Für Minijobber zahlen allein die Arbeitgeber
Die Krankenversicherung, so argumentiert der BDA, finanziere man den Minijobbern ganz allein. Für die Rentenversicherung zahlten die Arbeitgeber 15 Prozent, die Arbeitnehmer nur 3,7 Prozent – oder gar nichts, wenn sie aus der Versicherungspflicht herausoptierten. Und auch für so genannte Midi-Jobs (mit Monatsgehältern zwischen 450 und 850 Euro) lägen die Arbeitgeberbeiträge höher als die der Beschäftigten.
Hinzu kämen Geringverdiener in der Berufsausbildung und Versicherte, die ein freiwilliges soziales oder ökologisches Jahr absolvierten. Ihnen zahlten die Arbeitgeber die kompletten Sozialbeiträge, inklusive des Zusatzbeitrags in der Krankenversicherung.

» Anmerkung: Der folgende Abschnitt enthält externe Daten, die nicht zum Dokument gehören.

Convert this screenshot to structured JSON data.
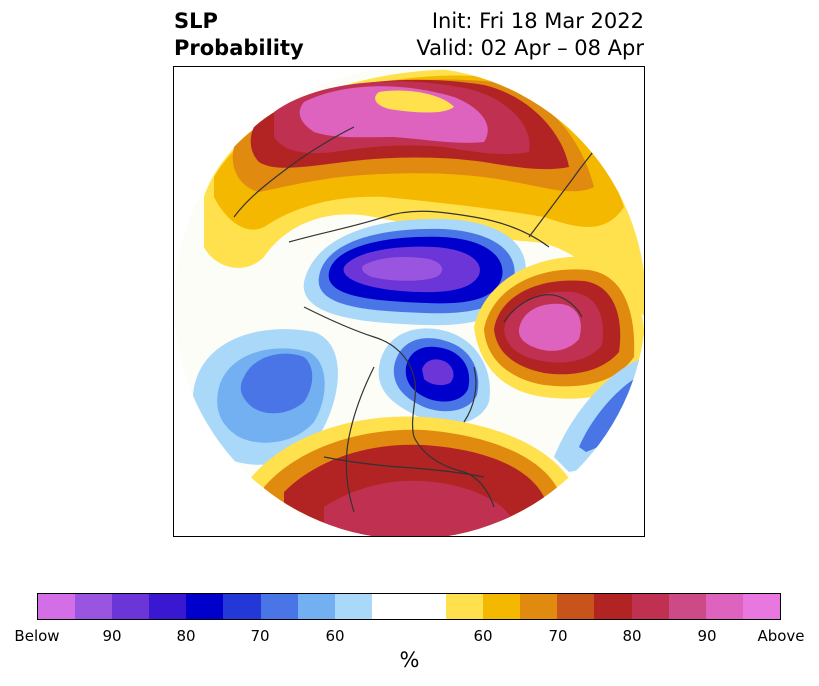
{
  "header": {
    "title_line1": "SLP",
    "title_line2": "Probability",
    "init": "Init: Fri 18 Mar 2022",
    "valid": "Valid: 02 Apr – 08 Apr"
  },
  "colorbar": {
    "colors": [
      "#d36ee6",
      "#9a55e0",
      "#6b35d8",
      "#3a18d2",
      "#0000cc",
      "#2338d6",
      "#4a75e6",
      "#73b0f2",
      "#aad8f8",
      "#ffffff",
      "#ffffff",
      "#ffe14d",
      "#f5b800",
      "#e08a10",
      "#c8541c",
      "#b22424",
      "#c03050",
      "#cc4a85",
      "#de63bf",
      "#e878e0"
    ],
    "labels": [
      "Below",
      "90",
      "80",
      "70",
      "60",
      "60",
      "70",
      "80",
      "90",
      "Above"
    ],
    "unit": "%"
  },
  "map": {
    "region": "Northern Hemisphere polar stereographic",
    "palette": {
      "above_strong": "#de63bf",
      "above_high": "#c03050",
      "above_mid": "#b22424",
      "above_low": "#e08a10",
      "above_min": "#f5b800",
      "above_faint": "#ffe14d",
      "below_strong": "#9a55e0",
      "below_high": "#0000cc",
      "below_mid": "#4a75e6",
      "below_low": "#73b0f2",
      "below_faint": "#aad8f8"
    }
  }
}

Will heißen: Die Arbeitgeber sind trotz eingefrorener Krankenversicherungsbeiträge mit den Sozialausgaben für ihre Beschäftigten schon über Gebühr belastet. Allerdings ist manches an diesen Rechnungen schief. Aufs Ganze gesehen zahlen Arbeitgeber nämlich beispielsweise für Minijobs trotz ihrer als so einseitig beschriebenen Beitragslast natürlich weit weniger Sozialversicherungsbeiträge als sie für normale Beschäftigungsverhältnisse aufzubringen hätten.

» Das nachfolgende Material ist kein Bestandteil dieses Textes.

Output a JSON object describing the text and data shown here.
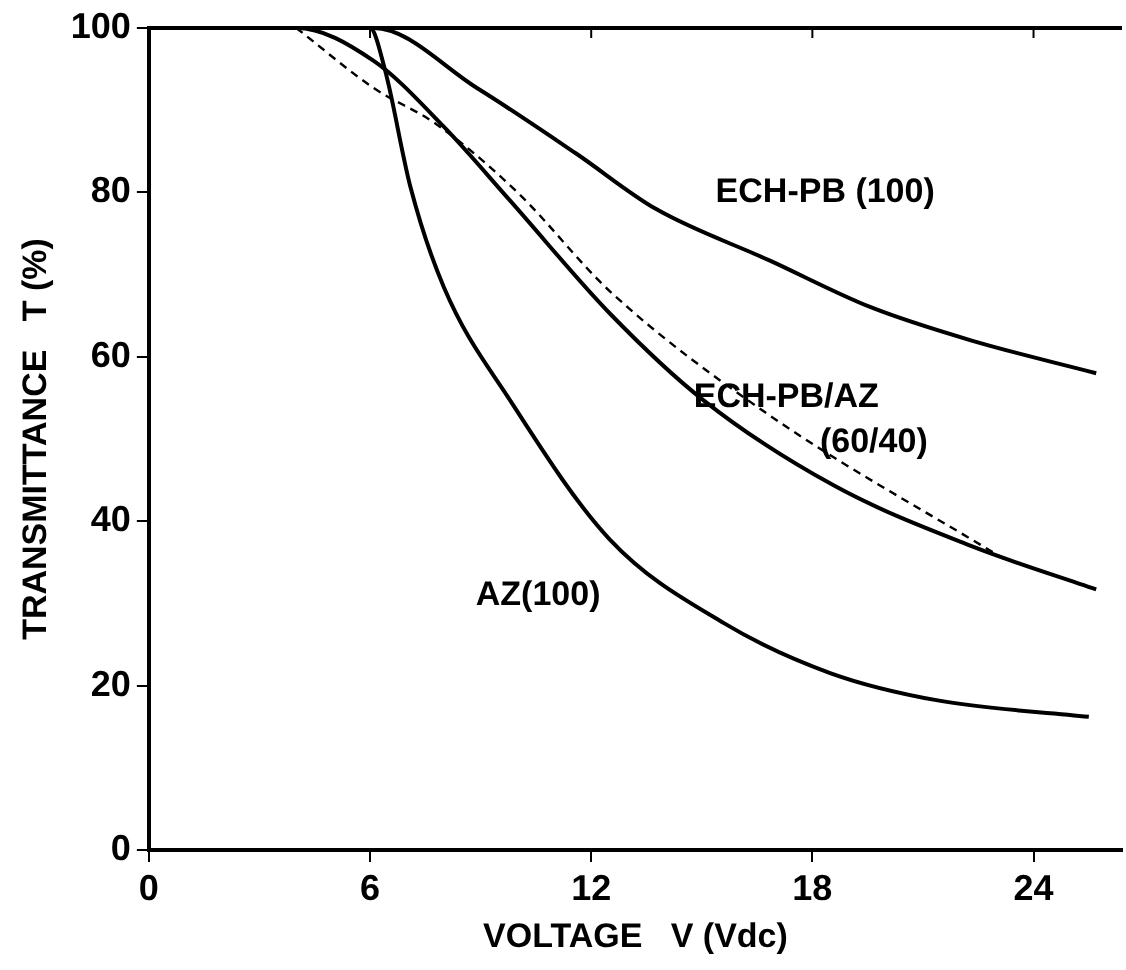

Gesundheitsminister beharrt auf Koalitionsbeschluss
Bei der Union verfangen solche Argumente jedoch. Selbst Gesundheitsminister Hermann Gröhe will bei der Beitragsparität nicht mit sich reden lassen. Das Gesundheitssystem benötige eine gute Entwicklung am Arbeitsmarkt, beharrte der CDU-Politiker kürzlich bei einer Tagesspiegel-Veranstaltung. „Dazu leistet der eingefrorene Arbeitgeberanteil einen wichtigen Beitrag.“ Und als „Hobby-Historiker“ müsse er schon mal daran erinnern, dass es eine rot-grüne Regierung gewesen sei, die das Prinzip der Parität in der gesetzlichen Krankenversicherung als Erste aufgegeben habe.
Womit Gröhe Recht hat: Seit 2004 haben Arbeitnehmer generell einen höheren Krankenversicherungsbeitrag zu zahlen als Arbeitgeber.
Es scheint, als müssten sich die Arbeitgeber wenig Sorgen machen. Trotz ihrer Sympathie für die Forderung halte sie eine Mehrheit für die Rückkehr zur Beitragsparität „momentan nicht für wahrscheinlich“, räumt Nahles ein. Und wirklich kampfeslustig klingt auch SPD-Generalsekretärin Katarina Barley bei dem Thema nicht gerade. Man werde es spätestens im Wahlprogramm für die nächste Legislatur aufgreifen, verspricht sie.